Miura Vineyards is based in Napa but sources its grapes from vineyards in Monterey County, the Santa Lucia Highlands, San Luis Obispo County and Napa Valley. Miura also has winemaking projects in northeastern Spain in the Priorat appellation and others. Miura was started in the 1990s when a group of San Francisco chefs and sommeliers decided to make wine. Miura’s owner is Emmanuel Kemiji, a well-known master sommelier and restaurateur who was part of that group. He named the project after a breed of Spanish bulls used in bullfighting. In California the estate makes Pinot Noir, Cabernet Sauvignon and Syrah. In Spain the estate makes Grenache and red and white Grenache blends. Robert M. Parker Jr. has written that the Pinot Noirs “I have tasted to date have been outstanding, suggesting this is a serious Pinot Noir specialist.”
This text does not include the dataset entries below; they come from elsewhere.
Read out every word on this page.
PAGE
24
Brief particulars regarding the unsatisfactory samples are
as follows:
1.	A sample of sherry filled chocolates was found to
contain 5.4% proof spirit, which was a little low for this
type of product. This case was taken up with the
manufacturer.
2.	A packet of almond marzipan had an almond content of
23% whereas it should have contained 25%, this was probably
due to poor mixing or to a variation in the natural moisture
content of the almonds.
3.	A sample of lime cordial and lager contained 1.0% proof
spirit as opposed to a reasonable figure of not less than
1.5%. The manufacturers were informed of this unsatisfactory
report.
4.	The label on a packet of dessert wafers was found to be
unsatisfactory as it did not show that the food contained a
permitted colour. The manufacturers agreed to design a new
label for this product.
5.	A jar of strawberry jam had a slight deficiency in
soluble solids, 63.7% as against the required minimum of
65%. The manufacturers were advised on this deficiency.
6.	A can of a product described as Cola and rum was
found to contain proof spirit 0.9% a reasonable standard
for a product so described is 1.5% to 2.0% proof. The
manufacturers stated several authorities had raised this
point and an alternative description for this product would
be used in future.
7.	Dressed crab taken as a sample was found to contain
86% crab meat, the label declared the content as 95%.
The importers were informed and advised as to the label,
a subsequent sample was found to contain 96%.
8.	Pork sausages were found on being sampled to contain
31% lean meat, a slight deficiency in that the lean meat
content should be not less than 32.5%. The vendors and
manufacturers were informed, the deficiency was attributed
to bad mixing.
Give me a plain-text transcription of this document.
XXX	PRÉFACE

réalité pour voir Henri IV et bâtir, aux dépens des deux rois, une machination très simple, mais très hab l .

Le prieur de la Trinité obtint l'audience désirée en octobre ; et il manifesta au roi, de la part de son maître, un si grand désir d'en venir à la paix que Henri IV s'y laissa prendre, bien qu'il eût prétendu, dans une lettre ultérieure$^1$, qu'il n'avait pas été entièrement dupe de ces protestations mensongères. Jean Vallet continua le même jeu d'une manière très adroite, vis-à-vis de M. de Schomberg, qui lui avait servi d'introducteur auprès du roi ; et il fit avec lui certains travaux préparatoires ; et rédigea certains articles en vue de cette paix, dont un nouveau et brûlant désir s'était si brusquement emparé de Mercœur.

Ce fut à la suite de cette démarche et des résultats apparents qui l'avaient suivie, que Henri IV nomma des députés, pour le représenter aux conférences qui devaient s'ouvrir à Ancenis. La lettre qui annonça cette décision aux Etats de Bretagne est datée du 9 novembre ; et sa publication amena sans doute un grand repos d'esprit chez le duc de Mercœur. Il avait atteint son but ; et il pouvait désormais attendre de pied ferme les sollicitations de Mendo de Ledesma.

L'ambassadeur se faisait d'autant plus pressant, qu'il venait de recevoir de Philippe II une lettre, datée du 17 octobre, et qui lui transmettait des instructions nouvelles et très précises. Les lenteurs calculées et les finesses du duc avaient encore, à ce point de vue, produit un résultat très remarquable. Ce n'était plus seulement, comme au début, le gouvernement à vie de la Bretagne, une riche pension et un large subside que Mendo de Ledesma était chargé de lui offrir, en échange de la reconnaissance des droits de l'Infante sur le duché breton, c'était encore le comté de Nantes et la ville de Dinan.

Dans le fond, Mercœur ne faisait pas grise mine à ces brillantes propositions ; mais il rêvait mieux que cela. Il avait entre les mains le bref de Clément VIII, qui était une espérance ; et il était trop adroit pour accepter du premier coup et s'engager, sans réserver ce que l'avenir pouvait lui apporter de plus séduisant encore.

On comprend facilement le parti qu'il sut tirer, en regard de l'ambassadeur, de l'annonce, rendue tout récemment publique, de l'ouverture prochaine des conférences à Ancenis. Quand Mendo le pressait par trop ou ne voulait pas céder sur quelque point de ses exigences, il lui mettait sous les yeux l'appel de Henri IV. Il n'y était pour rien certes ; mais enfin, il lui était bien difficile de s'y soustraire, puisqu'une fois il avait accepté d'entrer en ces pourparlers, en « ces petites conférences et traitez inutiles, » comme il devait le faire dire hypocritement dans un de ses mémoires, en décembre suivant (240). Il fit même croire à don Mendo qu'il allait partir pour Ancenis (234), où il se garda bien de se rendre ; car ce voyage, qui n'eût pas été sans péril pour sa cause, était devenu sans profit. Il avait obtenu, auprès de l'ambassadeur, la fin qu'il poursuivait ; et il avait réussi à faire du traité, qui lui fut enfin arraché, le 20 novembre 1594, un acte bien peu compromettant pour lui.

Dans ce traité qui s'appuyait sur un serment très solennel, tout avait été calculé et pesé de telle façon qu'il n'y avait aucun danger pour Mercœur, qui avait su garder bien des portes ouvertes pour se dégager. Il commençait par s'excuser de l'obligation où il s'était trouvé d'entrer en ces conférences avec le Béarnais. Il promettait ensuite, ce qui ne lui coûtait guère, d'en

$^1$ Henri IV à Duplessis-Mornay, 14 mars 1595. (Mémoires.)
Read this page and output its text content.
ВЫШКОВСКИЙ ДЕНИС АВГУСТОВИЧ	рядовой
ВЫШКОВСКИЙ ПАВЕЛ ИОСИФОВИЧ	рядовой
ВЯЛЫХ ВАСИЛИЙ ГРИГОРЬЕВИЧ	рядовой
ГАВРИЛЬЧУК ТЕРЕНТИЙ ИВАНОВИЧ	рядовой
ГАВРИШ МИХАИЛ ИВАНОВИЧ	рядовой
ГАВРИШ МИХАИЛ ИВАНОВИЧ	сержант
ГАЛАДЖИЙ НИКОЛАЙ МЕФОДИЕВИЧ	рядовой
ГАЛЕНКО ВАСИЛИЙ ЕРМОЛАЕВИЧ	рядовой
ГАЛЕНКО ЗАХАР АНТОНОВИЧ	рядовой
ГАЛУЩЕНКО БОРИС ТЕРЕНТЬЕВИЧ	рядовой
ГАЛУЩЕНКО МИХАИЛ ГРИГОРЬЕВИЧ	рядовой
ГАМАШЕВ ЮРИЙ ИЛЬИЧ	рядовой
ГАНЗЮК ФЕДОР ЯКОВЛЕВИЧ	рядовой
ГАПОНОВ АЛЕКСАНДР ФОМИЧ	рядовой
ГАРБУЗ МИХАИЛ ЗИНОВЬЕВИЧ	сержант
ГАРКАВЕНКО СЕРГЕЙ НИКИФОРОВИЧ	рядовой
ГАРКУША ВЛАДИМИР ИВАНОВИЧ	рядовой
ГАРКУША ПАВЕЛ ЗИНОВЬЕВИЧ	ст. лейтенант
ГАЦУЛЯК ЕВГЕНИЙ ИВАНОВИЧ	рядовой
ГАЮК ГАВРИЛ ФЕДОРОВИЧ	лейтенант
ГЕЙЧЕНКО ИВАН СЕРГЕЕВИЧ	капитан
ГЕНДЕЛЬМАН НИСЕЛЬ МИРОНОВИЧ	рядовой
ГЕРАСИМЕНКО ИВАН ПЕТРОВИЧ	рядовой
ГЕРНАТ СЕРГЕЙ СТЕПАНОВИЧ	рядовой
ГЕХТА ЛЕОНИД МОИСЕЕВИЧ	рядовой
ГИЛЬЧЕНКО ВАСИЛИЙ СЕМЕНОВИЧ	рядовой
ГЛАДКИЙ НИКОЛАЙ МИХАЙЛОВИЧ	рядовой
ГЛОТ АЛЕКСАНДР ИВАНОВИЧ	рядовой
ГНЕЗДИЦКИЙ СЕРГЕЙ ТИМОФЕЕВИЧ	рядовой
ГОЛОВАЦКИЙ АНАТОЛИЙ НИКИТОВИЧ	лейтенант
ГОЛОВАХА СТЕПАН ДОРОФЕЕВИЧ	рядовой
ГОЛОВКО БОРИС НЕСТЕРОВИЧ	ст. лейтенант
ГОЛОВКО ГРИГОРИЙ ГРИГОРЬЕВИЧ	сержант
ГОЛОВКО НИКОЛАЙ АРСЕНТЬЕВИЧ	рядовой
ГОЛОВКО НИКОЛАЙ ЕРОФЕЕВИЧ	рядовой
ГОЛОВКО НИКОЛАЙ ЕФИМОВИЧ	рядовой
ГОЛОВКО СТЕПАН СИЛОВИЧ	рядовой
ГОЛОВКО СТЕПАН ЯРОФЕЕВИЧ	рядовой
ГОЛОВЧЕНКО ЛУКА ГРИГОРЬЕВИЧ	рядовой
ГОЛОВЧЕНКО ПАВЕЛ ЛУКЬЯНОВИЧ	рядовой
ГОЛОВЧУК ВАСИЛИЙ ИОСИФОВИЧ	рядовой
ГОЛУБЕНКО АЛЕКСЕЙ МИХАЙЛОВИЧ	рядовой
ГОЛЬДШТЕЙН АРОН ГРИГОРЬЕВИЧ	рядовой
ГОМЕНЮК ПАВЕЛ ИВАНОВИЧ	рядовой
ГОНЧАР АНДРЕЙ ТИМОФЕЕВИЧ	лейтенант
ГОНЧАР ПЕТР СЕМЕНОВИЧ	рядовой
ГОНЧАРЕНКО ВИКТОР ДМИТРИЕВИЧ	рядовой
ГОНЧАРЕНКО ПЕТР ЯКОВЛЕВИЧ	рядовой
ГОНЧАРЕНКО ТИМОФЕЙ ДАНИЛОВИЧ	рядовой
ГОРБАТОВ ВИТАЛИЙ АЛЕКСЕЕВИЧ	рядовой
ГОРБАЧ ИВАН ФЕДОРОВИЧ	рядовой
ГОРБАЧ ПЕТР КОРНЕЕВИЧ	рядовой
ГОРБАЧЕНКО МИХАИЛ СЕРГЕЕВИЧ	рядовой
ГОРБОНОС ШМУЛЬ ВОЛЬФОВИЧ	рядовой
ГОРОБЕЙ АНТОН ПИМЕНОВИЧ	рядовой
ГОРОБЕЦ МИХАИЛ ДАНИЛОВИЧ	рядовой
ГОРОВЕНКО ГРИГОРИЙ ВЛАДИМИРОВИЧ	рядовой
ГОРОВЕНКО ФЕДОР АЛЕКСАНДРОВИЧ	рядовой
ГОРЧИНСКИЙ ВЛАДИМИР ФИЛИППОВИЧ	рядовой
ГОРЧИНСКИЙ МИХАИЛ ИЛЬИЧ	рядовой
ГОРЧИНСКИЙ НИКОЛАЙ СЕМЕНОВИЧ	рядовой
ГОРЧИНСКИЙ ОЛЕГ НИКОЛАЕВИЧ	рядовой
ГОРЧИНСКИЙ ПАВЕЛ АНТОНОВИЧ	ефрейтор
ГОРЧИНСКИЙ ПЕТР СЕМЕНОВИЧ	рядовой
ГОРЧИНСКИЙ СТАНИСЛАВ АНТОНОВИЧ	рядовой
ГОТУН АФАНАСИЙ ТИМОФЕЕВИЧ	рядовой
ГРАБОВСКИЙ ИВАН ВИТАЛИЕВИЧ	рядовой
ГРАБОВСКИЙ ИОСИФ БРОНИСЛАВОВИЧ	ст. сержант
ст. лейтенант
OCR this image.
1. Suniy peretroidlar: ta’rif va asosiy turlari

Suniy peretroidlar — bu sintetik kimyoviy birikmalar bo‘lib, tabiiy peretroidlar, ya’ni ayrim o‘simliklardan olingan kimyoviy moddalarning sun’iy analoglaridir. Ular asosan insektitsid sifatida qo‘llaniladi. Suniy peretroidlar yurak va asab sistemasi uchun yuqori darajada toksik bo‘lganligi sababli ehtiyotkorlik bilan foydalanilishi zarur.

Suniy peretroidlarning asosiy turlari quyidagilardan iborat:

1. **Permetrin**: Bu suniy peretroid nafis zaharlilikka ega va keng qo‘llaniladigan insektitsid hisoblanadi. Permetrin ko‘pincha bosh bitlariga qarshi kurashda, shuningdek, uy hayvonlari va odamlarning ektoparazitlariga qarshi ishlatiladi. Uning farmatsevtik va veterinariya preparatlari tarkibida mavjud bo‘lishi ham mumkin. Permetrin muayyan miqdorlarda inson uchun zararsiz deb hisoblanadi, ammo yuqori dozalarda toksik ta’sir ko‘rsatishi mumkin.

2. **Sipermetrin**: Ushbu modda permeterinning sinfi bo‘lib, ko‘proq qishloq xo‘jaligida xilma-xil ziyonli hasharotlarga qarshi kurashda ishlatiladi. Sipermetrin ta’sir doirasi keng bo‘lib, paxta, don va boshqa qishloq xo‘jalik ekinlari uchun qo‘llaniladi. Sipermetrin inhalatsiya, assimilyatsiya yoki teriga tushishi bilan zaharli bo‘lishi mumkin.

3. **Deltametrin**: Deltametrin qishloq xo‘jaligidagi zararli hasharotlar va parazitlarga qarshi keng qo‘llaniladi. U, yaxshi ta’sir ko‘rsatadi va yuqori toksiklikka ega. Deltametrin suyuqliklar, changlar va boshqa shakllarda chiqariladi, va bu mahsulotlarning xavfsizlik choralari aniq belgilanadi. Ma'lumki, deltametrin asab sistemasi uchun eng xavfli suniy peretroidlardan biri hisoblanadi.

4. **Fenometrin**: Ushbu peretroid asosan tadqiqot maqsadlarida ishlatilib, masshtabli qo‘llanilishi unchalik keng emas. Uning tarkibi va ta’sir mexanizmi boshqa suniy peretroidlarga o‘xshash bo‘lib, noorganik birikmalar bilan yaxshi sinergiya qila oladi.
Monterey AVA is in Monterey County, south of San Francisco. The long, narrow appellation is a 100-mile ribbon of land that extends from north Monterey County south to the edge of Paso Robles. Most of the AVA is considerably inland from the Pacific Coast, and to the east of the Santa Lucia mountain range. About 40,000 vineyard acres are inside the AVA, making it one of California’s larger appellations. Monterey County, in fact, produces almost as much wine as Napa County because the floor of the valley is taken up by large industrial vineyards producing grapes for bulk wine. However, there are also many premier wine estates within Monterey AVA and its numerous sub-appellations. Monterey AVA includes four recognized micro climates, ranging from a cool, maritime climate at the north end to what is known in California as a Region 4 climate in the south, meaning relatively hot and dry. Monterey AVA includes parts of Carmel Valley and Salinas Valley. More than 50% of the grapes grown in the Monterey AVA are Chardonnay, though the many terroirs and micro climates mean that numerous grapes grow well. Merlot, Pinot Noir, Riesling, Sauvignon Blanc, Chenin Blanc, Zinfandel and Pinot Blanc are widely planted.
This red wine is relatively light and can pair with a wide variety of foods. The grape prefers cooler climates and the wine is most often associated with Burgundy, Champagne and the U.S. west coast. Regional differences make it nearly as fickle as it is flexible.